Ilustrasi Rayapos

@Rayapos | Paris – Suasana kurang kondusif terjadi di Prancis belakangan ini. Aksi demonstrasi terhadap pemerintah yang dipimpin Presiden Emmanuel Macron, penyebabnya adalah kebijakan pemerintah menaikkan angka pajak dan bahan bakar.

Akibat dari suasana tidak kondusif yang ditimbulkan aksi demonstasi ini, Federasi Sepak Bola Prancis (FFF) meminta agar beberapa pertandingan Ligue 1 akhir pekan ini dibatalkan.

Sebagaimana dilansir laman Reuters, Jumat (7/12/2018), sudah ada enam pertandingan pekan ke-17 Ligue 1 yang dipastikan dibatalkan atau dijadwal ulang atas rekomendasi pihak kepolisian.

Beberapa pertandingan yang mengalami penundaan diantaranya duel akbar Saint-Etienne melawan Olimpique Marseille di Stadion Geoffroy-Guichard. Selain itu ada pula laga derbi pantai selatan antara AS Monaco melawan OGC Nice di Stadion Stade Louis.

Laga lainnya yang sebelumnya dibatalkan antara Olimpique Lyon melawan Toulouse, Angers melawan Girondins de Bordeaux. Terakhir, laga Ligue 1 yang harus ditunda ialah Nimes melawan Nantes.

Klub pemuncak klasemen Paris Saint-Germain juga wajib ditunda karena mereka berasal dari ibu kota Prancis. Duel PSG melawan Montpellier yang harusnya digelar Sabtu (8/12)

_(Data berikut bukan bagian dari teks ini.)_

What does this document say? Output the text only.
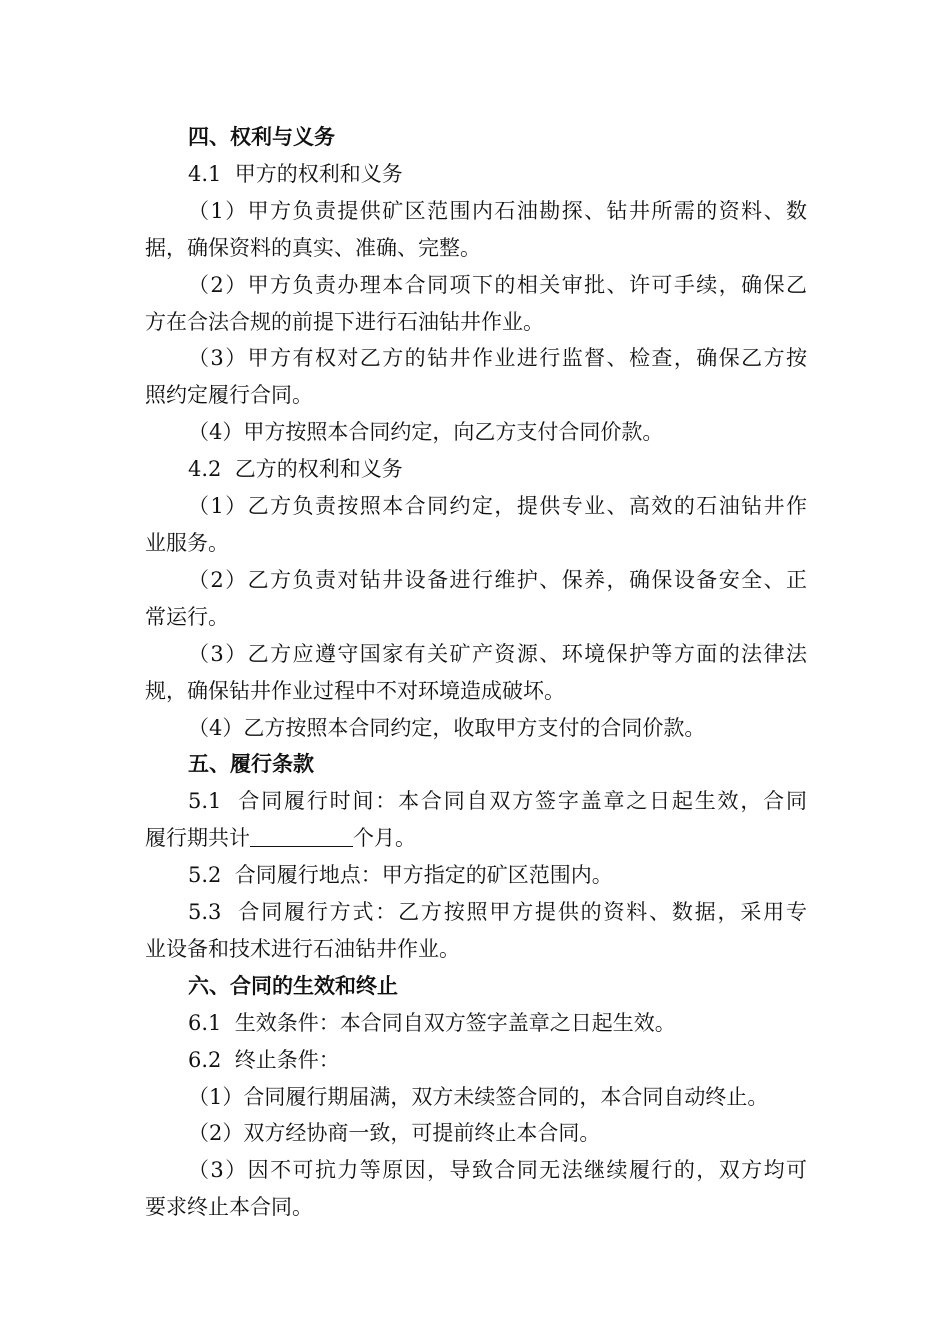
四、权利与义务

4.1  甲方的权利和义务

（1）甲方负责提供矿区范围内石油勘探、钻井所需的资料、数

据，确保资料的真实、准确、完整。

（2）甲方负责办理本合同项下的相关审批、许可手续，确保乙

方在合法合规的前提下进行石油钻井作业。

（3）甲方有权对乙方的钻井作业进行监督、检查，确保乙方按

照约定履行合同。

（4）甲方按照本合同约定，向乙方支付合同价款。

4.2  乙方的权利和义务

（1）乙方负责按照本合同约定，提供专业、高效的石油钻井作

业服务。

（2）乙方负责对钻井设备进行维护、保养，确保设备安全、正

常运行。

（3）乙方应遵守国家有关矿产资源、环境保护等方面的法律法

规，确保钻井作业过程中不对环境造成破坏。

（4）乙方按照本合同约定，收取甲方支付的合同价款。

五、履行条款

5.1  合同履行时间：本合同自双方签字盖章之日起生效，合同

履行期共计	个月。

5.2  合同履行地点：甲方指定的矿区范围内。

5.3  合同履行方式：乙方按照甲方提供的资料、数据，采用专

业设备和技术进行石油钻井作业。

六、合同的生效和终止

6.1  生效条件：本合同自双方签字盖章之日起生效。

6.2  终止条件：

（1）合同履行期届满，双方未续签合同的，本合同自动终止。

（2）双方经协商一致，可提前终止本合同。

（3）因不可抗力等原因，导致合同无法继续履行的，双方均可

要求终止本合同。
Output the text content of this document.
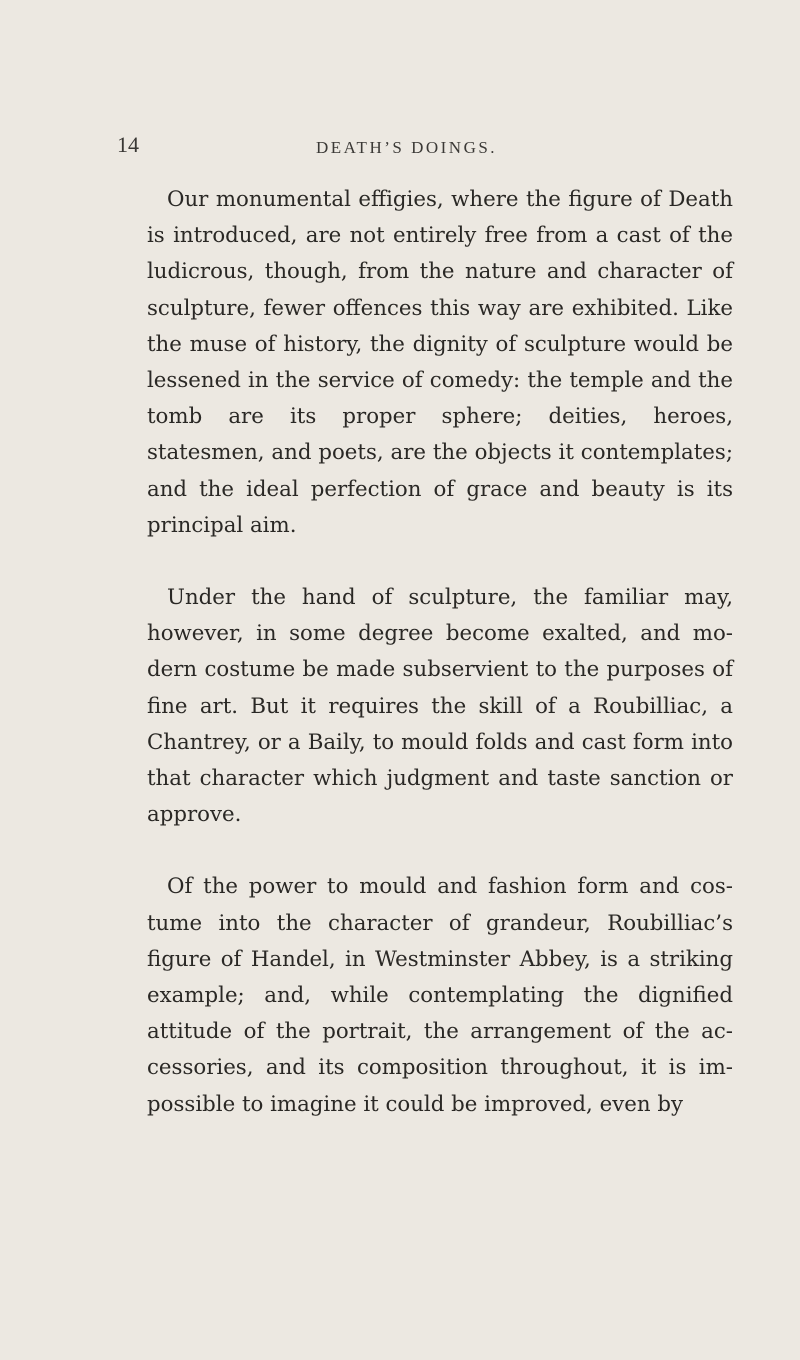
14	DEATH’S DOINGS.

Our monumental effigies, where the figure of Death is introduced, are not entirely free from a cast of the ludicrous, though, from the nature and character of sculpture, fewer offences this way are exhibited. Like the muse of history, the dignity of sculpture would be lessened in the service of comedy: the temple and the tomb are its proper sphere; deities, heroes, statesmen, and poets, are the objects it contemplates; and the ideal perfection of grace and beauty is its principal aim.

Under the hand of sculpture, the familiar may, however, in some degree become exalted, and modern costume be made subservient to the purposes of fine art. But it requires the skill of a Roubilliac, a Chantrey, or a Baily, to mould folds and cast form into that character which judgment and taste sanction or approve.

Of the power to mould and fashion form and costume into the character of grandeur, Roubilliac’s figure of Handel, in Westminster Abbey, is a striking example; and, while contemplating the dignified attitude of the portrait, the arrangement of the accessories, and its composition throughout, it is impossible to imagine it could be improved, even by
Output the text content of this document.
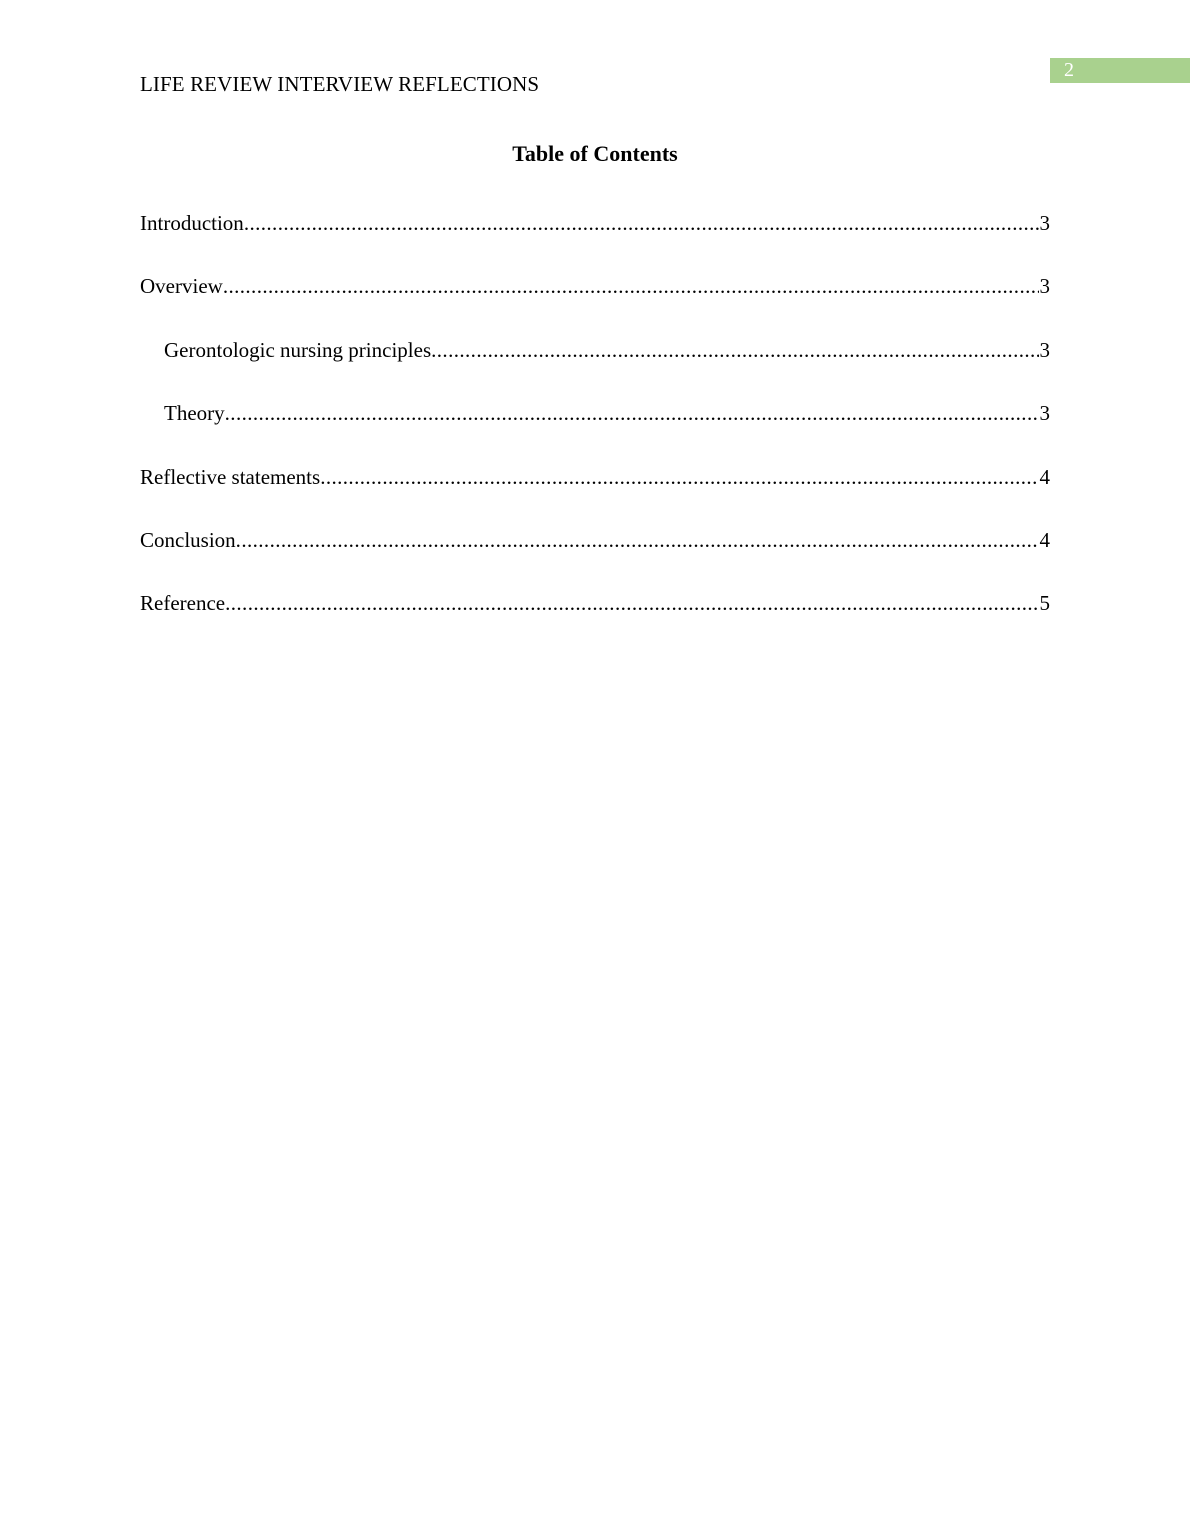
LIFE REVIEW INTERVIEW REFLECTIONS
2
Table of Contents
Introduction .....	3
Overview .....	3
Gerontologic nursing principles .....	3
Theory .....	3
Reflective statements .....	4
Conclusion .....	4
Reference .....	5
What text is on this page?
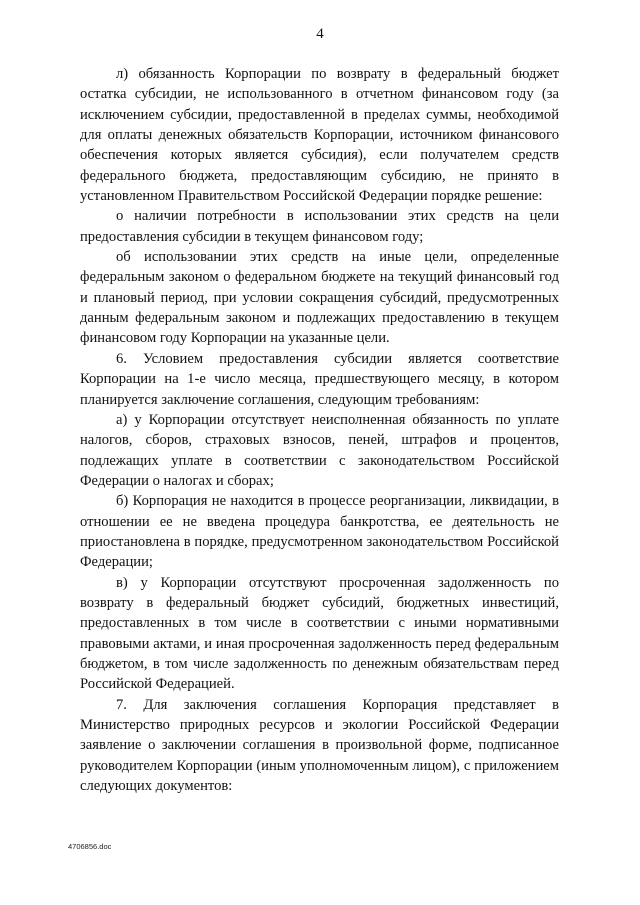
4

л) обязанность Корпорации по возврату в федеральный бюджет остатка субсидии, не использованного в отчетном финансовом году (за исключением субсидии, предоставленной в пределах суммы, необходимой для оплаты денежных обязательств Корпорации, источником финансового обеспечения которых является субсидия), если получателем средств федерального бюджета, предоставляющим субсидию, не принято в установленном Правительством Российской Федерации порядке решение:

о наличии потребности в использовании этих средств на цели предоставления субсидии в текущем финансовом году;

об использовании этих средств на иные цели, определенные федеральным законом о федеральном бюджете на текущий финансовый год и плановый период, при условии сокращения субсидий, предусмотренных данным федеральным законом и подлежащих предоставлению в текущем финансовом году Корпорации на указанные цели.

6. Условием предоставления субсидии является соответствие Корпорации на 1-е число месяца, предшествующего месяцу, в котором планируется заключение соглашения, следующим требованиям:

а) у Корпорации отсутствует неисполненная обязанность по уплате налогов, сборов, страховых взносов, пеней, штрафов и процентов, подлежащих уплате в соответствии с законодательством Российской Федерации о налогах и сборах;

б) Корпорация не находится в процессе реорганизации, ликвидации, в отношении ее не введена процедура банкротства, ее деятельность не приостановлена в порядке, предусмотренном законодательством Российской Федерации;

в) у Корпорации отсутствуют просроченная задолженность по возврату в федеральный бюджет субсидий, бюджетных инвестиций, предоставленных в том числе в соответствии с иными нормативными правовыми актами, и иная просроченная задолженность перед федеральным бюджетом, в том числе задолженность по денежным обязательствам перед Российской Федерацией.

7. Для заключения соглашения Корпорация представляет в Министерство природных ресурсов и экологии Российской Федерации заявление о заключении соглашения в произвольной форме, подписанное руководителем Корпорации (иным уполномоченным лицом), с приложением следующих документов:

4706856.doc
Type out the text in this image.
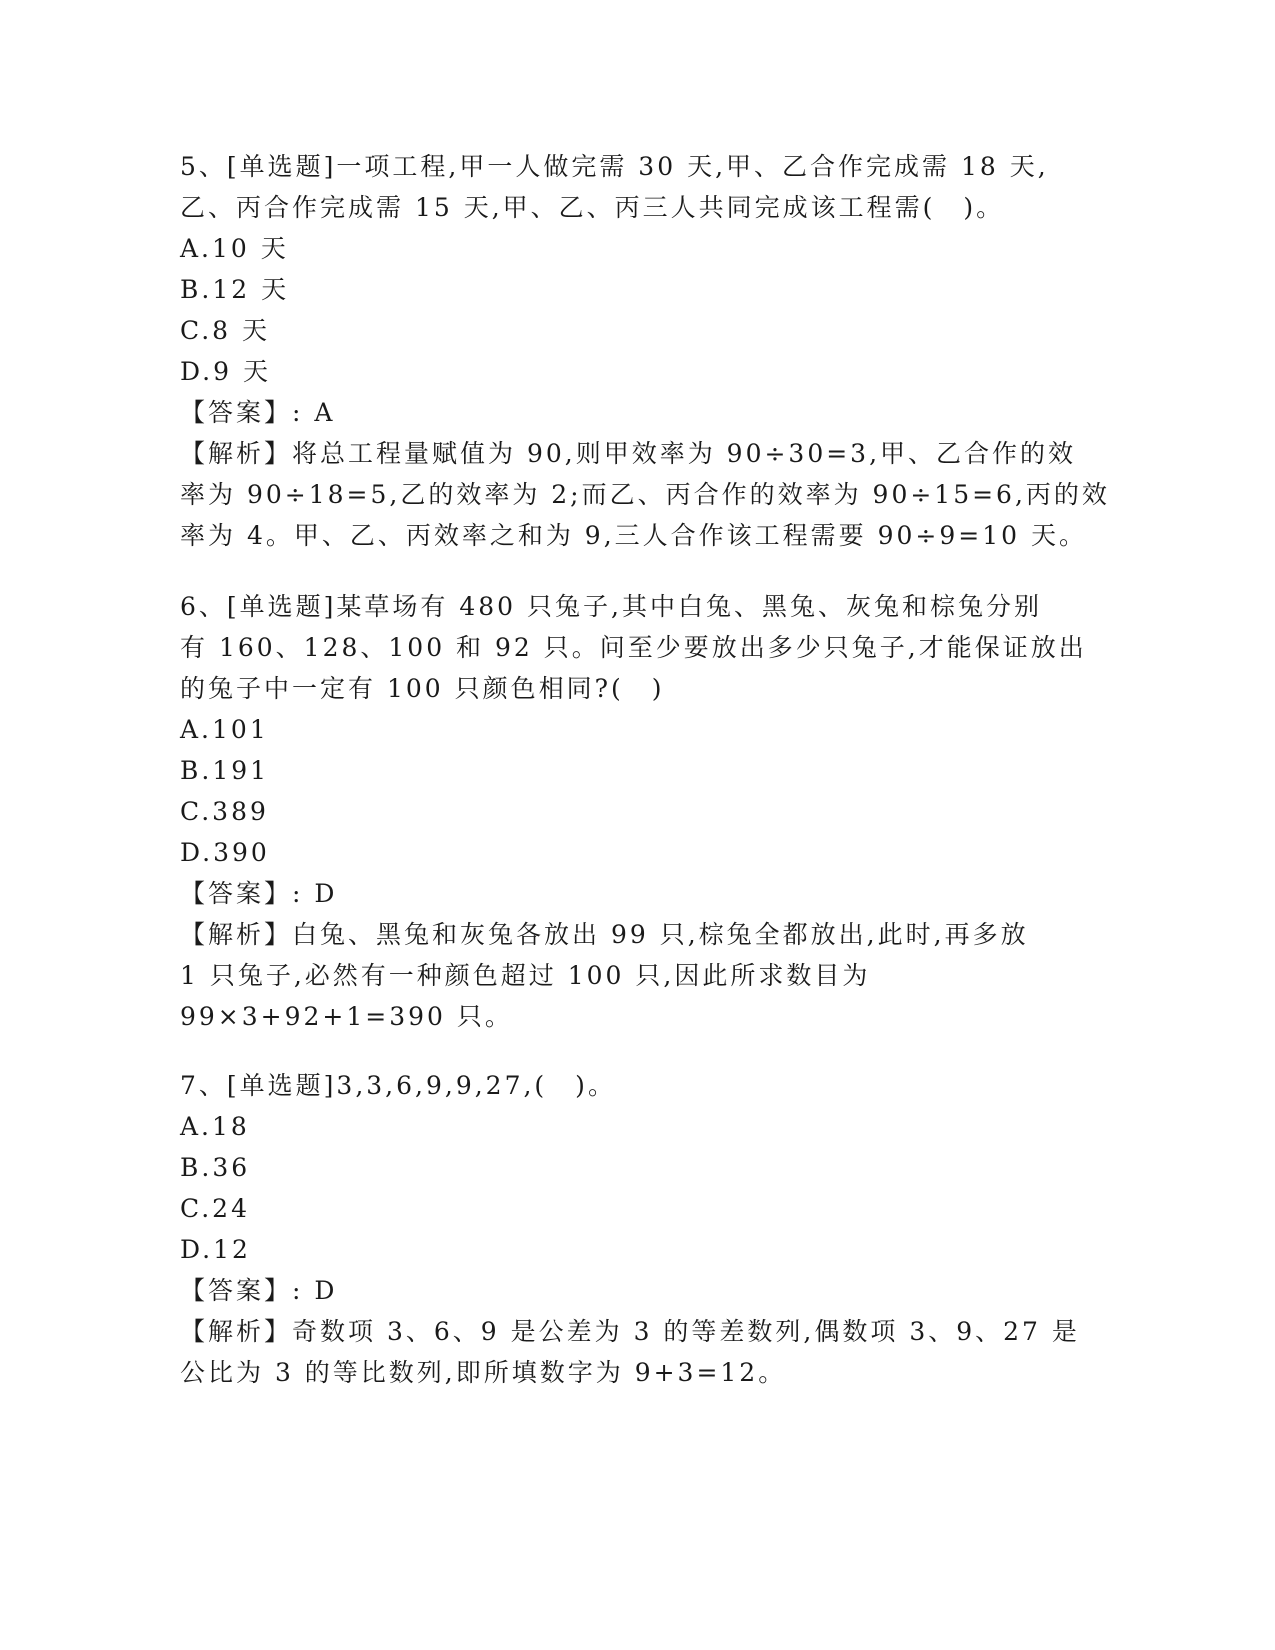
5、[单选题]一项工程,甲一人做完需 30 天,甲、乙合作完成需 18 天,
乙、丙合作完成需 15 天,甲、乙、丙三人共同完成该工程需(　)。
A.10 天
B.12 天
C.8 天
D.9 天
【答案】: A
【解析】将总工程量赋值为 90,则甲效率为 90÷30=3,甲、乙合作的效
率为 90÷18=5,乙的效率为 2;而乙、丙合作的效率为 90÷15=6,丙的效
率为 4。甲、乙、丙效率之和为 9,三人合作该工程需要 90÷9=10 天。
6、[单选题]某草场有 480 只兔子,其中白兔、黑兔、灰兔和棕兔分别
有 160、128、100 和 92 只。问至少要放出多少只兔子,才能保证放出
的兔子中一定有 100 只颜色相同?(　)
A.101
B.191
C.389
D.390
【答案】: D
【解析】白兔、黑兔和灰兔各放出 99 只,棕兔全都放出,此时,再多放
1 只兔子,必然有一种颜色超过 100 只,因此所求数目为
99×3+92+1=390 只。
7、[单选题]3,3,6,9,9,27,(　)。
A.18
B.36
C.24
D.12
【答案】: D
【解析】奇数项 3、6、9 是公差为 3 的等差数列,偶数项 3、9、27 是
公比为 3 的等比数列,即所填数字为 9+3=12。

Menurut laporan dari L’Equipe, aksi demontrasi di Prancis saat ini membuat negara tersebut dalam kondisi terburuk sejak 1968. Akhir pekan lalu, pendemo membuat kekacauan di kawasan permukiman mewah di Paris.

Aksi para demonstran bahkan sudah tidak terkontrol. Mereka membakar lusinan mobil, menjarah toko-toko disekitar, merusak rumah-rumah mewah, dan bahkan ada kafe yang diporak-porandakan.